What if you want to use a different method for authentication? Using the standard .htpasswd flat files may be fine for small sites or small office servers. But most ISPs and larger businesses probably use some other way of authenticating users with something like a radius server, which we'll use in this example. To approach this problem, it's wise to simplify as much as possible what you put in the .htaccess files in each FrontPage extended web. Ideally, you only want to have a directive in the .htaccess files like require user <username>. Then you put the overhead radius directives inside a directory container in the httpd.conf file. Like this:

      <Directory "/">
         AuthRadiusAuthoritative Off
         AuthAuthoritative On
         AuthRadiusActive Off
      </Directory>

      <Directory "/home/*/www/_vti_bin/*">
        Options ExecCGI
        AuthType Basic
        AuthRadiusActive On
        AuthRadiusAuthoritative Off
        AuthAuthoritative On
      </Directory>

Make sure you have the mod_auth_radius module installed and setup before you use the AuthRadius directives though.
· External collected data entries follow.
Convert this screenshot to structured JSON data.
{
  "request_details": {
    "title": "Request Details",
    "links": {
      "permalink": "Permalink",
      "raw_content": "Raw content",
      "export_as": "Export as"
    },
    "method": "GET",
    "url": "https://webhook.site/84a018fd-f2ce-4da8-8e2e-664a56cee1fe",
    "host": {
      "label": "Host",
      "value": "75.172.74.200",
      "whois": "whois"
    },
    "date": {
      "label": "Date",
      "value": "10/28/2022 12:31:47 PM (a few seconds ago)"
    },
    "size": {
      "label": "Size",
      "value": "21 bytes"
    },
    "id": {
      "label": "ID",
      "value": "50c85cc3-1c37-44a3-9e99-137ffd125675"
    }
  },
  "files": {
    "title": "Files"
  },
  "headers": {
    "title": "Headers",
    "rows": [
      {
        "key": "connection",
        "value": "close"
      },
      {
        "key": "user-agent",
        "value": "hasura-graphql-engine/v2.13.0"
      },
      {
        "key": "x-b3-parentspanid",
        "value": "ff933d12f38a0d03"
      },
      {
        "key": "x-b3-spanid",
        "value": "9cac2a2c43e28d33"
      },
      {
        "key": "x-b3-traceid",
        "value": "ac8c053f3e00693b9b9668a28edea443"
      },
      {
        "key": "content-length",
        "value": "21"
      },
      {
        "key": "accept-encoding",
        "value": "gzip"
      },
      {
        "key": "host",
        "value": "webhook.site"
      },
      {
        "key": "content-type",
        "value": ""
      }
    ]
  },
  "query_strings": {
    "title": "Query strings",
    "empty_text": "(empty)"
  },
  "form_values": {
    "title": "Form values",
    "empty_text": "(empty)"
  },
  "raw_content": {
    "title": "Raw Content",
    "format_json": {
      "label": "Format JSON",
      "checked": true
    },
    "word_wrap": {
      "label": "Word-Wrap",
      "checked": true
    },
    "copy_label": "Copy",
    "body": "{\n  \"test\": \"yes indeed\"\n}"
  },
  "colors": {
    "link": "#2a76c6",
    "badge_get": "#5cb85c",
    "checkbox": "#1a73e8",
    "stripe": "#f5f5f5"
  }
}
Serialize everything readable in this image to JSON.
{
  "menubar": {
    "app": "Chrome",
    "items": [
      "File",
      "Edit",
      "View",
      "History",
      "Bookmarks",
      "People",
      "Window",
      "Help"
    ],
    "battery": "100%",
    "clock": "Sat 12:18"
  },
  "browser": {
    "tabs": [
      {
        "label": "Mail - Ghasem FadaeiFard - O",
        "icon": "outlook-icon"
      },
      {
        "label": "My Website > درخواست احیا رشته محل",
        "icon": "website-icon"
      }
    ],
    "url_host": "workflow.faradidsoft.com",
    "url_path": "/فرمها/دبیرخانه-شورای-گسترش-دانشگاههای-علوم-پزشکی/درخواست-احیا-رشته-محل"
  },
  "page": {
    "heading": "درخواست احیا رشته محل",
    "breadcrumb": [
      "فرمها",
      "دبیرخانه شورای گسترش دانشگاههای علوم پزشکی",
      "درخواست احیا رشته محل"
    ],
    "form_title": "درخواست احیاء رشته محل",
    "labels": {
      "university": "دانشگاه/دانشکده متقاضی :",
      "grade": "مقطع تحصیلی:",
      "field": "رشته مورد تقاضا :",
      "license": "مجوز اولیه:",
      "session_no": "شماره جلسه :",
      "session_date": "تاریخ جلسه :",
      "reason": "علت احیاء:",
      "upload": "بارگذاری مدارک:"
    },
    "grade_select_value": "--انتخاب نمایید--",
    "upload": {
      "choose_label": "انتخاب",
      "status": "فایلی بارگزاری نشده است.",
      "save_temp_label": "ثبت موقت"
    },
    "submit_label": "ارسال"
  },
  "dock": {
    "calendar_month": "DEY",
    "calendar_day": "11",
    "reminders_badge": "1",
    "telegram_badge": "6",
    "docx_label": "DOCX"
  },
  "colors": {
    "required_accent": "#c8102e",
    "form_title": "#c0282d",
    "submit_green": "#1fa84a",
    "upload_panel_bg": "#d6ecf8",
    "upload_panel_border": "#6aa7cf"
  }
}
You'll need to put these directives for mod_auth_radius somewhere else in the global section of the file so that Apache knows what radius server to talk to:

      <IfModule mod_auth_radius.c>
        AddRadiusAuth <radiusservername>:<port> <sharedsecret> 5
        AddRadiusCookieValid 5
      </IfModule>

By turning AuthRadiusAuthoritive off and AuthRadiusActive on, it will make the client fall back on radius authentication if the user's password doesn't match what is in the service.pwd file. This makes it possible for the FrontPage client to create author users that will still work like they did with the flat file authentication method.